A polêmica pesquisa, sem surpresa levantou algumas questões éticas importantes.

Embora a conquista possa levar a uma série de avanços médicos significativos, nem todos estão entusiasmados com a ideia de 'quimeras' de espécies cruzadas que são parte humanas, parte macacos.

A pesquisa, que envolveu a injeção de células-tronco humanas em embriões de macaco em estágio inicial, foi realizada por pesquisadores do Instituto Salk, na Califórnia.

Os embriões resultantes viveram por aproximadamente 19 dias antes de serem destruídos.

Alguns cientistas como o professor Julian Savulescu, da Universidade de Oxford, acreditam que experimentos como são antiéticos.

"Esta pesquisa abre a caixa de Pandora para quimeras humano-não humanas. Esses embriões foram destruídos em 20 dias de desenvolvimento, mas é apenas uma questão de tempo até que as quimeras humano-não humanas sejam desenvolvidas com sucesso, talvez como uma fonte de órgãos para humanos."

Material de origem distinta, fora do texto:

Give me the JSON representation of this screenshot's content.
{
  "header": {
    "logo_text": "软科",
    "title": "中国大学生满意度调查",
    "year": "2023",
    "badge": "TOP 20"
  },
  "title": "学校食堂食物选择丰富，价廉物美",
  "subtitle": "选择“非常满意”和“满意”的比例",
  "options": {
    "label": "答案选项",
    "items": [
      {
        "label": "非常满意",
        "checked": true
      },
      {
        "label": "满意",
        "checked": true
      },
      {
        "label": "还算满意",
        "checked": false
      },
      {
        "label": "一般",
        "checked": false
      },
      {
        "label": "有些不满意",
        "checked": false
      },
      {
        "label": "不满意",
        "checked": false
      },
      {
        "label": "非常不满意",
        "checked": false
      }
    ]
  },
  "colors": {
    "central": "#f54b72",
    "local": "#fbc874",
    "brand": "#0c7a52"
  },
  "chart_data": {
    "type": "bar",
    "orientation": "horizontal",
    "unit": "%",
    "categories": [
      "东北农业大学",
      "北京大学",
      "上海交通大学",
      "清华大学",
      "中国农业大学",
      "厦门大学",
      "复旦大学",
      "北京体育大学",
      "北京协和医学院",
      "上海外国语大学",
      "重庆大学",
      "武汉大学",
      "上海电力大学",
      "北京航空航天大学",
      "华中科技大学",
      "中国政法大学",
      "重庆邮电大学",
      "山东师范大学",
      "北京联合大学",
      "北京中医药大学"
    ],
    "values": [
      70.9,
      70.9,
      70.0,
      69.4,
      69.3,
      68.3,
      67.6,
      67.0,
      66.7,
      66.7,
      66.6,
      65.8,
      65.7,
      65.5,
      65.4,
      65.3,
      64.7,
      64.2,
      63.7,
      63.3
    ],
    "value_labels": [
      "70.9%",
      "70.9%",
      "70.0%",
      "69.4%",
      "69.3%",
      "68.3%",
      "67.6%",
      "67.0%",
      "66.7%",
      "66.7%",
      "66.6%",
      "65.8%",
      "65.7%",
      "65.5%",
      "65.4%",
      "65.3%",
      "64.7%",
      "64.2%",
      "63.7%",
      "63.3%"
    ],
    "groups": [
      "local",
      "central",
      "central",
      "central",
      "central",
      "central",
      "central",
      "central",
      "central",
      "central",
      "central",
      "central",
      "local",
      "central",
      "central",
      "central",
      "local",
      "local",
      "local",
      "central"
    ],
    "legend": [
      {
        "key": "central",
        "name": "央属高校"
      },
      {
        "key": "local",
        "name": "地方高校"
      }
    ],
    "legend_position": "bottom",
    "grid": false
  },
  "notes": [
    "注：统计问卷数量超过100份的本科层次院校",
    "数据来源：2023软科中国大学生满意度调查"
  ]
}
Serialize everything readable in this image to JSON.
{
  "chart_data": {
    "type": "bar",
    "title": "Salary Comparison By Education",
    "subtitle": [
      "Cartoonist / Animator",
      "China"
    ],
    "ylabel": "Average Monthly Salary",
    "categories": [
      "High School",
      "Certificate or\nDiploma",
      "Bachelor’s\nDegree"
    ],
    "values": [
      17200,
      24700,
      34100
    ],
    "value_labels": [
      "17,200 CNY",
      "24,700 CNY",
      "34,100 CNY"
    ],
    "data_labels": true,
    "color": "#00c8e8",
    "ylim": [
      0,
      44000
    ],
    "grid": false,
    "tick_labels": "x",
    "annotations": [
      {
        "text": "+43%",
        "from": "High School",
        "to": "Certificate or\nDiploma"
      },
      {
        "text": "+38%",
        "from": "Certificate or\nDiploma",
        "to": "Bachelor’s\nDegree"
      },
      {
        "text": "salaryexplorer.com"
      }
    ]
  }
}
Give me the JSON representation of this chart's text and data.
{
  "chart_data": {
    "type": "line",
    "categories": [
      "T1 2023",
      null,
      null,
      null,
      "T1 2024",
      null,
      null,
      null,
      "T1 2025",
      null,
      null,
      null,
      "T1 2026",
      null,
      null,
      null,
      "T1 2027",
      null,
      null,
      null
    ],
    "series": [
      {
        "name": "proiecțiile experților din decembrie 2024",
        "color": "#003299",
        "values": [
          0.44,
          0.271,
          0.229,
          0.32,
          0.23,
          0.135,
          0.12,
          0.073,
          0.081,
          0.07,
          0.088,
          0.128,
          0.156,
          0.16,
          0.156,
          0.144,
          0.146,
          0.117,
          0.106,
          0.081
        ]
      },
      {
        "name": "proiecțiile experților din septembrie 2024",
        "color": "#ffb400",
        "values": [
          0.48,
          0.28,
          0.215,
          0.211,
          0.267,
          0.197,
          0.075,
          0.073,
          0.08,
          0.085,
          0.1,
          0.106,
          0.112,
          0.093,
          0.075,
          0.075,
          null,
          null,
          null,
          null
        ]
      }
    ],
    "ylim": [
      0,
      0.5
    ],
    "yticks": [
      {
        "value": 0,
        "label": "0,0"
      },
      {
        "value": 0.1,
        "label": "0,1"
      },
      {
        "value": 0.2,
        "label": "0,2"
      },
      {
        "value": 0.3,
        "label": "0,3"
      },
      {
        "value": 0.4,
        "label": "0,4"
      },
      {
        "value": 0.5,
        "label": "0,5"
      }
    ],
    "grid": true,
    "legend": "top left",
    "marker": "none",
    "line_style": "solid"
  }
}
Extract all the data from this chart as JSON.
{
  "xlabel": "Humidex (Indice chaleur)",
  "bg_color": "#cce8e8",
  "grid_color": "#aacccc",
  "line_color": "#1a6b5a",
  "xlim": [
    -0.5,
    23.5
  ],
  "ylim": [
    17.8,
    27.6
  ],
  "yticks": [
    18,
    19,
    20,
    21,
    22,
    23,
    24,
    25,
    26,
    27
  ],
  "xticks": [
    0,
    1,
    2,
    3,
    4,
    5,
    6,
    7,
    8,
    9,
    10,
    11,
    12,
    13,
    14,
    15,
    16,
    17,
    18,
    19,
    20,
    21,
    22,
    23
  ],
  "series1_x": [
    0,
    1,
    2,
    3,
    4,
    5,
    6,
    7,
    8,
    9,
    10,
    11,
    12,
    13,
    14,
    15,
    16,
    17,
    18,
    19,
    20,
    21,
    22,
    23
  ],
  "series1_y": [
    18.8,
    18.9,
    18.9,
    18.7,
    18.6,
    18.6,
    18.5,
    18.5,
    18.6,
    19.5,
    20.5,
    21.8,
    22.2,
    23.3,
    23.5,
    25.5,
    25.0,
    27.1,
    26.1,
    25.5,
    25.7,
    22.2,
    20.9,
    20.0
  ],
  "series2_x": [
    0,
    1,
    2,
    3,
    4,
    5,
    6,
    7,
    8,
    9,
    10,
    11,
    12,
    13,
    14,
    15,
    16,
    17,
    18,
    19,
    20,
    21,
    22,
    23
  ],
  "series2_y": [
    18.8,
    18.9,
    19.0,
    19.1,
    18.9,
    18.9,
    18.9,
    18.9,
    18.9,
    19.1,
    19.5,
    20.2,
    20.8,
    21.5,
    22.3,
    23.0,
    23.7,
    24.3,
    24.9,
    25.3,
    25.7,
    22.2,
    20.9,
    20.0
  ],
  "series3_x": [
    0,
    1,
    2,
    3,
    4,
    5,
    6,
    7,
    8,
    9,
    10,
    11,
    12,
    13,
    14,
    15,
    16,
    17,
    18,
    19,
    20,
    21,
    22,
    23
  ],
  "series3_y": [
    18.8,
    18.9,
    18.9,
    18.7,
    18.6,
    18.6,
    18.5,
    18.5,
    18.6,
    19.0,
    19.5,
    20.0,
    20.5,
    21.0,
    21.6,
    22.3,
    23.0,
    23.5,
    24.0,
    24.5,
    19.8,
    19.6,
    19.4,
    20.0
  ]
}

"Esse é um dos objetivos de longo prazo desta pesquisa. A questão ética fundamental é: qual é o status moral dessas novas criaturas?"

"Antes de qualquer experimento ser realizado em quimeras de nascidos vivos, ou de seus órgãos extraídos, é essencial que suas capacidades mentais e de vida sejam devidamente avaliadas."

"O que parece um animal não humano pode ser mentalmente próximo de um humano."